E conclui que “o médico parece ter pensado mais na sua comodidade pessoal do que no interesse dos doentes, revelando uma enorme indiferença pela saúde destes ou, na melhor das hipóteses, uma flagrante incapacidade para avaliar a gravidade do estado dos doentes”.

Os casos dizem respeito a três situações típicas de transporte de doentes por helicóptero. No primeiro, em abril, o helicóptero do INEM foi acionado para transportar uma mulher de 37 anos, de Faro para Lisboa, com uma dissecção da aorta. Após uma primeira recusa, Peças seguiu para Faro uma hora depois para fazer o transporte, mas a situação da doente agravou-se e esta viria a falecer sem ser transportada. No mesmo ano, em maio, foi pedido o transporte para um doente de 82 anos com um AVC de Évora para o Hospital de São José. Por fim, num último caso, e também de Évora para Lisboa, Peças alegou estar doente com uma gastroenterite quando estaria a assistir a uma tourada, não tendo assim sido efetuado o helitransporte de um doente de 74 anos com uma hemorragia provocada por um trauma.

O inquérito do INEM considerou que era importante uma avaliação independente dos casos denunciados, com o objetivo de avaliar “o fundamento técnico das decisões” e se estas “comprometeram ou não o prognóstico das vítimas”. Contudo, essa análise não foi feita, e ao que o Expresso apurou o DIAP Regional de Évora pediu a peritos para fazerem esta verificação.

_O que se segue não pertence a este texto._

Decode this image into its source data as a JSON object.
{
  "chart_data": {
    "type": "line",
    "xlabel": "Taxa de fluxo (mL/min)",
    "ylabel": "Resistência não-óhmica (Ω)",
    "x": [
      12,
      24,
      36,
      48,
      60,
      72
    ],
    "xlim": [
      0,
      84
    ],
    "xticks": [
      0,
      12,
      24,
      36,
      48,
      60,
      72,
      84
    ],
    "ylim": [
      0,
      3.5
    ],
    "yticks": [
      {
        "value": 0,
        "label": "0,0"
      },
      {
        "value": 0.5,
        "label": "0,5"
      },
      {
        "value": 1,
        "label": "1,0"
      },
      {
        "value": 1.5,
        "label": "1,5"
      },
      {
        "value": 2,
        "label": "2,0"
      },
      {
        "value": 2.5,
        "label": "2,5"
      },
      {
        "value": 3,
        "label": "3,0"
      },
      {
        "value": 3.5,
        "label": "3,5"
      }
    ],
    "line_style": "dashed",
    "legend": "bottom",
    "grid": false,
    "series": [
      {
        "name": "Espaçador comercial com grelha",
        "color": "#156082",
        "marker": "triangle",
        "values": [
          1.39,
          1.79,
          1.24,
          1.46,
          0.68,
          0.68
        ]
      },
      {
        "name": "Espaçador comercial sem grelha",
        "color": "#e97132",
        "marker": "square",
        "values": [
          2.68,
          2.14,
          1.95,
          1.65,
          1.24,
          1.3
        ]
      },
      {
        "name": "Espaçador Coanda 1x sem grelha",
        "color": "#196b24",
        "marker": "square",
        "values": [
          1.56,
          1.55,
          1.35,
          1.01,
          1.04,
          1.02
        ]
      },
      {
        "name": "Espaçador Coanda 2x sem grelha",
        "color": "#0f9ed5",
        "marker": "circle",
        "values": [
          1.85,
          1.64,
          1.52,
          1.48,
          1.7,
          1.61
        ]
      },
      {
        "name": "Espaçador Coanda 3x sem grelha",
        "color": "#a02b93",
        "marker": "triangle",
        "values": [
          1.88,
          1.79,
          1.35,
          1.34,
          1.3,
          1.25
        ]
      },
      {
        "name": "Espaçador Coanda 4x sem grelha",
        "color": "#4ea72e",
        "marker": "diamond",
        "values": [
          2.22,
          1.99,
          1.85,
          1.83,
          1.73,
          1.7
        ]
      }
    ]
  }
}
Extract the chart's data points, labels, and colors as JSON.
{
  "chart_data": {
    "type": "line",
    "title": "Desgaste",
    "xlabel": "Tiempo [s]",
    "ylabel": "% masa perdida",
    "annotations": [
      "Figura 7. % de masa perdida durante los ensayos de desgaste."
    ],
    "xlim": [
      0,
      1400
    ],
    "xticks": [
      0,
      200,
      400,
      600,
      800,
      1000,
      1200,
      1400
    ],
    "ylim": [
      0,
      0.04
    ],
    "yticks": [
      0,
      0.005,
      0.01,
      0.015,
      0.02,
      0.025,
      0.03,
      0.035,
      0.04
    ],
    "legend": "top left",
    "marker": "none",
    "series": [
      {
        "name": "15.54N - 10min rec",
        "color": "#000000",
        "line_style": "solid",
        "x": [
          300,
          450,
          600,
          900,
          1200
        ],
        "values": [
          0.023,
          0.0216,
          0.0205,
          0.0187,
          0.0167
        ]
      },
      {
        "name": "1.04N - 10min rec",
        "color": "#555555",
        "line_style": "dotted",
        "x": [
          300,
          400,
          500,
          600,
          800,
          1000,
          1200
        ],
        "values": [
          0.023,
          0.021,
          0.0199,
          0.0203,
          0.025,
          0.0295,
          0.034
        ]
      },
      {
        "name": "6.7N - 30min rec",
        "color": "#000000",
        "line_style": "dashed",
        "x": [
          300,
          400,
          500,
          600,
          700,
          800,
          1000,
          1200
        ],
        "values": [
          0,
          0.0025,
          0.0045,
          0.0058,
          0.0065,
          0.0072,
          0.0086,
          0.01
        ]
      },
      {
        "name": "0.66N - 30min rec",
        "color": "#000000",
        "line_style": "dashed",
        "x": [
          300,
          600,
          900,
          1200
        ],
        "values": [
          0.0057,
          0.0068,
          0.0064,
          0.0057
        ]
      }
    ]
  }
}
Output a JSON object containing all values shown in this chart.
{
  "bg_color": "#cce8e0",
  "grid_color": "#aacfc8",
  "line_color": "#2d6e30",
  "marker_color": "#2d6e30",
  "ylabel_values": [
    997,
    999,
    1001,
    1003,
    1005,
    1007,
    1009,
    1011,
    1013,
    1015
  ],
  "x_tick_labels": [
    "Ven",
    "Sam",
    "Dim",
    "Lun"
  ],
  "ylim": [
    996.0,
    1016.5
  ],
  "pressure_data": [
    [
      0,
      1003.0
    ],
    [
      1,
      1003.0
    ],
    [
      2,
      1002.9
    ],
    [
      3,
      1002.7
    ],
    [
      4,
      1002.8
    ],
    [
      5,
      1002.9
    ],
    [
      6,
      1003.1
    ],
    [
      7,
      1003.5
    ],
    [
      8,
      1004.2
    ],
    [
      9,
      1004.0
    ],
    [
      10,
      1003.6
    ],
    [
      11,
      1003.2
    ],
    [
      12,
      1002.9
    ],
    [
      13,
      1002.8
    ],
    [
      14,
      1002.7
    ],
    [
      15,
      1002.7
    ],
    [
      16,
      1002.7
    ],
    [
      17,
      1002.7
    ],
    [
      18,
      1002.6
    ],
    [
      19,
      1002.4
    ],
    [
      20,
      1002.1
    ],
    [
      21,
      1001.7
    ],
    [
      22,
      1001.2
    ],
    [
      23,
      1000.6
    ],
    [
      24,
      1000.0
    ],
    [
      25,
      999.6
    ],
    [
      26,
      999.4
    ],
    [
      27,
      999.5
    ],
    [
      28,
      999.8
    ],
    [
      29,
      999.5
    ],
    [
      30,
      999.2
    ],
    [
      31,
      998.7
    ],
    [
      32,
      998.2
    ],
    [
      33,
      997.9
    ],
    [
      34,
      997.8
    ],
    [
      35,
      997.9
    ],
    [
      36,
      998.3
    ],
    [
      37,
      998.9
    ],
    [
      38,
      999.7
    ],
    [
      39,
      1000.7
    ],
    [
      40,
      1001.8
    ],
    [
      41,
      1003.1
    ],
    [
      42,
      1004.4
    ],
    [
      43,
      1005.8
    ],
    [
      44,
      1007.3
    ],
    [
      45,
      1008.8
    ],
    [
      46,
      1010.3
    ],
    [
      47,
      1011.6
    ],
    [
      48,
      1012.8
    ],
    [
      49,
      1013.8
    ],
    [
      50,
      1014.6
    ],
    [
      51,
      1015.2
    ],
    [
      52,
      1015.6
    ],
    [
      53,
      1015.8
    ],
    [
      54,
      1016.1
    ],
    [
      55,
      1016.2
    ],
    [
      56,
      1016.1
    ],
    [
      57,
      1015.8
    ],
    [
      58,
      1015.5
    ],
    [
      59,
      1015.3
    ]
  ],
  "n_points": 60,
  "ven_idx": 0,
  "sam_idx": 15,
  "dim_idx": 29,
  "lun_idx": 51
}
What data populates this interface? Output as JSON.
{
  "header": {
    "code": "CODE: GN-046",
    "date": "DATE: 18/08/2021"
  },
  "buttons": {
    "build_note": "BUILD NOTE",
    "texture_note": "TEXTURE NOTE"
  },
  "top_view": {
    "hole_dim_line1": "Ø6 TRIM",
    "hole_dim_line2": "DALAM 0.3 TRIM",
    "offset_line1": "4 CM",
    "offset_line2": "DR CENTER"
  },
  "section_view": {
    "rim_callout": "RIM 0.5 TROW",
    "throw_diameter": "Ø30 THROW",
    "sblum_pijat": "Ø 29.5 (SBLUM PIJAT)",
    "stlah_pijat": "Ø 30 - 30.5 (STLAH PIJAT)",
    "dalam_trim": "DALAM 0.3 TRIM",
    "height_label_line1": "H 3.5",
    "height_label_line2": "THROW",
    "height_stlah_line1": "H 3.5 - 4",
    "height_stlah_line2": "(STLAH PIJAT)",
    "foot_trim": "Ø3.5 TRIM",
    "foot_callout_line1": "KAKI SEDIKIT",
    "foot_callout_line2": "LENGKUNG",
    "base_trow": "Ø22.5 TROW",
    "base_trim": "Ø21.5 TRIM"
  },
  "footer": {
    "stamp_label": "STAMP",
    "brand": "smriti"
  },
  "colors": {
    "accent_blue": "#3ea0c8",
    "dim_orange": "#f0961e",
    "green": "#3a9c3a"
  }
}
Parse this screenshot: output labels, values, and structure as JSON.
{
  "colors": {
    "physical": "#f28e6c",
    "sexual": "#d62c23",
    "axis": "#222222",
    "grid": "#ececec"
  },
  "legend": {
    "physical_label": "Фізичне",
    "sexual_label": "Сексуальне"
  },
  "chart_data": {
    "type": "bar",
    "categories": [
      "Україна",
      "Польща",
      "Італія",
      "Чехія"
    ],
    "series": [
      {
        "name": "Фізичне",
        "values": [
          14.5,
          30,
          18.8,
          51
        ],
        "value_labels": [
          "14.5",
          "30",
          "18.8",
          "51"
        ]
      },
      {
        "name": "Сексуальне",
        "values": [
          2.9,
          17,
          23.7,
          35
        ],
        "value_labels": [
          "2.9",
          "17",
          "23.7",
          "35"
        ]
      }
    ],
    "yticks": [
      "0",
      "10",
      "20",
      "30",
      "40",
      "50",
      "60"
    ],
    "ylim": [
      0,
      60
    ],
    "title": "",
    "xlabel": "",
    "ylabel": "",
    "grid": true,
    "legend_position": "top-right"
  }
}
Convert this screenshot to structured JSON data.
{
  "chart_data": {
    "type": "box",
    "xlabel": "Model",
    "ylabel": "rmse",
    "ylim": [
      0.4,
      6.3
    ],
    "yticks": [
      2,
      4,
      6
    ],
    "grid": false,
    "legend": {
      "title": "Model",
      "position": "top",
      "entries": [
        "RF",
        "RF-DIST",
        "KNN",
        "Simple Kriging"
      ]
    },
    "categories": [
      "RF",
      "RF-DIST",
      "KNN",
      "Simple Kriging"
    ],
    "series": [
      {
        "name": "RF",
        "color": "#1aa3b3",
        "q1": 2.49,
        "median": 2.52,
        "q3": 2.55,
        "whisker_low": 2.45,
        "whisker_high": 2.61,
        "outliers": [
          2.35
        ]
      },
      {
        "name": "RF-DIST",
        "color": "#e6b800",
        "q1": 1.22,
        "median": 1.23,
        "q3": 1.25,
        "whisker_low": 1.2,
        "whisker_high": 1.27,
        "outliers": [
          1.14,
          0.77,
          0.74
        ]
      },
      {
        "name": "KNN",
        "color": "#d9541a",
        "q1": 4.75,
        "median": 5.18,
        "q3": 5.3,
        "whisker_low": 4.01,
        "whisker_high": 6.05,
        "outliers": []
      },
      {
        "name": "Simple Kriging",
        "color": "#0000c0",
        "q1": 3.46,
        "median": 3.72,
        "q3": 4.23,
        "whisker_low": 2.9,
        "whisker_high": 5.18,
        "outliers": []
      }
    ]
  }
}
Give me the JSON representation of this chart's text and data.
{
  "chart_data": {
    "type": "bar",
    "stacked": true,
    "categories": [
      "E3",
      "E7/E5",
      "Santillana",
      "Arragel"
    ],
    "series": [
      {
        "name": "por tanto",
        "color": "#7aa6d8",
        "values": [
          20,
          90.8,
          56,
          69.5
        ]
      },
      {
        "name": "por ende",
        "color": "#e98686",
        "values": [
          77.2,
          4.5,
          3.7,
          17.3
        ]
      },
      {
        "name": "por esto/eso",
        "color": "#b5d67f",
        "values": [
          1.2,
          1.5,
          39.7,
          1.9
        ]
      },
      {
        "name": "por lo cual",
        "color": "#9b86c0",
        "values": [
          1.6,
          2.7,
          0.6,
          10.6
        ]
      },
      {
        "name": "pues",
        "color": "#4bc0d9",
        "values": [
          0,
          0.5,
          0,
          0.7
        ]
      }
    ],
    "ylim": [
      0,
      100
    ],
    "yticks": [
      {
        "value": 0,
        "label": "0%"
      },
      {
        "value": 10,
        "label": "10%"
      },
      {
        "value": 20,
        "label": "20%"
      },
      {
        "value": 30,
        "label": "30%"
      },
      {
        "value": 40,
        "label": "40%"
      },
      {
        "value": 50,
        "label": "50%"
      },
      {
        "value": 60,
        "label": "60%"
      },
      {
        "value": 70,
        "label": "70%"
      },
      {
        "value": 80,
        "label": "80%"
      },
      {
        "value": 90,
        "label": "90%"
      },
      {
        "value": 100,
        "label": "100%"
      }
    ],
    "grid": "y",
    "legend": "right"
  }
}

Sobre todos estes casos, António Peças não quis responder ao Expresso, por considerar que “nenhum processo está decidido e muito menos concluído”, mas exerceu o contraditório no processo da OM dizendo que se verificou “uma perseguição constante e sistemática” à sua pessoa e que, esse sim, deveria ser um assunto a ser investigado. Sobre os casos em apreço, diz que os factos investigados “nada possuem de compatível com a verdade” e que as denúncias “mais não revelam do que fantasia e ausência de lisura por parte de quem as inventou”.

Duplicação de horários

Além da recusa do transporte dos doentes urgentes, António Peças foi investigado internamente e está a sê-lo na justiça por registar trabalho em dois sítios ao mesmo tempo. De acordo com o despacho de acusação da OM, o cirurgião tinha registos no HESE e no centro de operações do INEM ao mesmo tempo, em 2017, e algumas situações semelhantes ainda em 2018. Há ainda sobreposições registadas com aulas dadas na Escola Superior de Enfermagem de São João de Deus. 

Perante os factos apurados, o relatório da Inspeção-Geral das Atividades em Saúde, citado no despacho de acusação da OM, diz que a sobreposição de horários pode consubstanciar uma “infração disciplinar, senão mesmo infração criminal, por eventualmente indiciar falsidade intelectual de documentos”. Uma conclusão que a OM assina por baixo. “Ou o médico mente e não trabalhou no HESE” ou então “esteve nas instalações do HESE, praticou atos médicos e não os registou”. E se tal aconteceu “o médico arguido terá violado as normas sobre registos clínicos”.